The novel was a sensation when published in 1969 — it sold 400,000 copies in its first year, was condemned from pulpits and in Jewish community organizations, and made Roth both famous and reviled. The scandal now seems dated (the content would barely register), but the novel itself has aged well because the comedy and the psychology are genuinely excellent rather than merely provocative.
What It Is Actually About
The complaint the title refers to is Portnoy’s specific psychic condition: the conflict between the person his Jewish community formed him to be — dutiful son, good Jewish boy, embodiment of parental sacrifice — and the person he actually is, or wants to be. The joke is that the conflict is unresolvable and that Portnoy knows it, and the comedy is his total inability to stop performing it anyway.
The final line, delivered after three hundred pages of uninterrupted monologue, is one of the great endings in American comedy.
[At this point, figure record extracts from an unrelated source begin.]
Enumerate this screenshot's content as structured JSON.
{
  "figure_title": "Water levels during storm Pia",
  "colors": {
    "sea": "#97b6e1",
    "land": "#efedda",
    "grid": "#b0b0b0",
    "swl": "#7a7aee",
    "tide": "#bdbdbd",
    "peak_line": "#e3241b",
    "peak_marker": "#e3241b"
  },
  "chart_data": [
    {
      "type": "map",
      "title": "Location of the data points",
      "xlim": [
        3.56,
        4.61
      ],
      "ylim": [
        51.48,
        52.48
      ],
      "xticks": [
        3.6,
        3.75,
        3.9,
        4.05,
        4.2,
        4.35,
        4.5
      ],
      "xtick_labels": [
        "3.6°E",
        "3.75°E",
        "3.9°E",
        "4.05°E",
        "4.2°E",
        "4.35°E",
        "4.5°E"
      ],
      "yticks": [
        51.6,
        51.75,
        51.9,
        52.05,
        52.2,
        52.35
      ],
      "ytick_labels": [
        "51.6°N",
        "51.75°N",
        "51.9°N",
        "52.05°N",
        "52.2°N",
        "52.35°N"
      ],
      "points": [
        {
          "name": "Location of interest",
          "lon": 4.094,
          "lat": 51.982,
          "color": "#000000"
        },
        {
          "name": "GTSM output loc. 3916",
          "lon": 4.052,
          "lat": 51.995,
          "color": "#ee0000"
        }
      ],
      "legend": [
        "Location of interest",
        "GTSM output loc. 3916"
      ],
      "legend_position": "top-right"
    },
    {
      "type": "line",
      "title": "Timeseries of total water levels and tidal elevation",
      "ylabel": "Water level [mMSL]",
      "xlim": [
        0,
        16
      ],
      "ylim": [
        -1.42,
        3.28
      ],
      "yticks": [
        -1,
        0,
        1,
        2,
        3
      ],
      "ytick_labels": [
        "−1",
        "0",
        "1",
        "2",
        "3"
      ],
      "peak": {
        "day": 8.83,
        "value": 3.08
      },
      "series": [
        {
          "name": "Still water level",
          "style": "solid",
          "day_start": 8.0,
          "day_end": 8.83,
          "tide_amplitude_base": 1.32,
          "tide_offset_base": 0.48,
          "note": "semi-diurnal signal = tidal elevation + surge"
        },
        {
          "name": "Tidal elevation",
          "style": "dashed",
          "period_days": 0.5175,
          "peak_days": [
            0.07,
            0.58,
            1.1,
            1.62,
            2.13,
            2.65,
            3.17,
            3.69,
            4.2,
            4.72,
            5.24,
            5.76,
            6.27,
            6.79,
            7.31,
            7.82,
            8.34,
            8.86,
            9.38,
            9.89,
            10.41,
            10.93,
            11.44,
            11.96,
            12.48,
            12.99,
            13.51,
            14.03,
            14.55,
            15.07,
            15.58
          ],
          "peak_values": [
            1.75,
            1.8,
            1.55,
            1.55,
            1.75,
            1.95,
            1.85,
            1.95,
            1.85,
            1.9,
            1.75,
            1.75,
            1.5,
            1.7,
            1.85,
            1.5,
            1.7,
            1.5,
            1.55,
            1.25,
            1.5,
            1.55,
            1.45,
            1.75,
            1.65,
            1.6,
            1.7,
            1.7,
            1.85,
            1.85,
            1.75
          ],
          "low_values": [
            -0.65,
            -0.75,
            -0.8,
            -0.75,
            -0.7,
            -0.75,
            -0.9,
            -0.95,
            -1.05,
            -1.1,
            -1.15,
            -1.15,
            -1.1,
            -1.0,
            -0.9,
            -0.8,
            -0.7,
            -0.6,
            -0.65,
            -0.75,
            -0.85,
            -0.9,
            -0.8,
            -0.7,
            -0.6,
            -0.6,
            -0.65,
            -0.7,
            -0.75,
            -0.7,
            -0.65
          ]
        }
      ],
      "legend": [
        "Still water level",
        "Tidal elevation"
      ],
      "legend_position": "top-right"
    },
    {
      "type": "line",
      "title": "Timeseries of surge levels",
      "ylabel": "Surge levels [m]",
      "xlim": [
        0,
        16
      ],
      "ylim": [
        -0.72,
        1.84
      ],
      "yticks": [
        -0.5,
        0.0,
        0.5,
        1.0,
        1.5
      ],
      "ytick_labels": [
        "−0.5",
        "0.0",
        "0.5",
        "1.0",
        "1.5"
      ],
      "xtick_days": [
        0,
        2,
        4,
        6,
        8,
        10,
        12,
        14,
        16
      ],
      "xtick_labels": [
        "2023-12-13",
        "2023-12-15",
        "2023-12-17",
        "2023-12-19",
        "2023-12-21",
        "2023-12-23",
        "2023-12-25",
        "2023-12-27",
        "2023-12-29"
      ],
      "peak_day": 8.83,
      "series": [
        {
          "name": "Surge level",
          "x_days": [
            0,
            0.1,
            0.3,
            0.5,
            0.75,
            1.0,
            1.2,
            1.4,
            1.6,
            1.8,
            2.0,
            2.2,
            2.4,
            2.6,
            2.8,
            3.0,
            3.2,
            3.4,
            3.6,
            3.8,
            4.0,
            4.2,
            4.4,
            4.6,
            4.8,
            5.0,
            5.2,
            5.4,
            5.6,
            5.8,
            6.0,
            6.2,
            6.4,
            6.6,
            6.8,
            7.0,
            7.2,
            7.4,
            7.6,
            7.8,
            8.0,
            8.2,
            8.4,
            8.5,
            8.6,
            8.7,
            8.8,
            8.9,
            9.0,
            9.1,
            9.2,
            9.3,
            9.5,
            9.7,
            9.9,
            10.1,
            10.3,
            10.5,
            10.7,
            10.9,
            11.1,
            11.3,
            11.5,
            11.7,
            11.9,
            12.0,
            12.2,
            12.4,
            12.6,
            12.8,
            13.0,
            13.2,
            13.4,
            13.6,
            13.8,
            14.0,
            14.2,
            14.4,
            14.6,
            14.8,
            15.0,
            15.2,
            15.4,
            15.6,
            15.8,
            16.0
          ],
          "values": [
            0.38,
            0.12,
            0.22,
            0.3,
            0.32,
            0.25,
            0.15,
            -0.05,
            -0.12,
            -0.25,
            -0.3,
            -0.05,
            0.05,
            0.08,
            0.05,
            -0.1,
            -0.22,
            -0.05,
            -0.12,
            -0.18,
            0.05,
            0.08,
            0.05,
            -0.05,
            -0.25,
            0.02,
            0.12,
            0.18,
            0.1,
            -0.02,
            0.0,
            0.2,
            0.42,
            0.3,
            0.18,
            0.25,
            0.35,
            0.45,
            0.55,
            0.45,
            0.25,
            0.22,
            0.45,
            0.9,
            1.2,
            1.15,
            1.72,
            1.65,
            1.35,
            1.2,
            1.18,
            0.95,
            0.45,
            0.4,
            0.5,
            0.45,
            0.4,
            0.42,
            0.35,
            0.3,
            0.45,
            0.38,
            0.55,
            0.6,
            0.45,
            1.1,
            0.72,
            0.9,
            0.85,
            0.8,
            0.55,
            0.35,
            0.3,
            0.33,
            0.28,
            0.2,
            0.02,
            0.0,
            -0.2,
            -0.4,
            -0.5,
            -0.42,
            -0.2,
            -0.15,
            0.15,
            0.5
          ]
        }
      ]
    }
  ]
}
Our rating: 4.1/5 — Roth at his most comic and his most naked: still funny, still uncomfortable, still exact about a specific kind of American Jewish suffering.
Reading Guides
Frequently Asked Questions
What is "Portnoy's Complaint" about?
Alexander Portnoy, a Jewish-American man from Newark, unburdens himself to his psychoanalyst about his overbearing mother, his Jewish guilt, his masturbation, his complicated relationships with Gentile women, and his inability to reconcile the person his community wants him to be with the person he is.
Who should read "Portnoy's Complaint"?
Readers new to Roth who want his most accessible and entertaining novel, and literary fiction readers interested in Jewish-American identity.
What are the key takeaways from "Portnoy's Complaint"?
Jewish guilt is not simply religious — it is a social formation with specific psychic costs that are not dissolved by secularism The desire to escape one's community and the desire to be embraced by it are not contradictory — they coexist Psychoanalysis is both a solution to the problem of the unexamined life and a form of extended, expensive self-indulgence
Is "Portnoy's Complaint" worth reading?
The novel that made Roth famous and notorious — a monologue of extraordinary comic energy and psychological precision that was scandalous in 1969 and remains funny, uncomfortable, and exact today.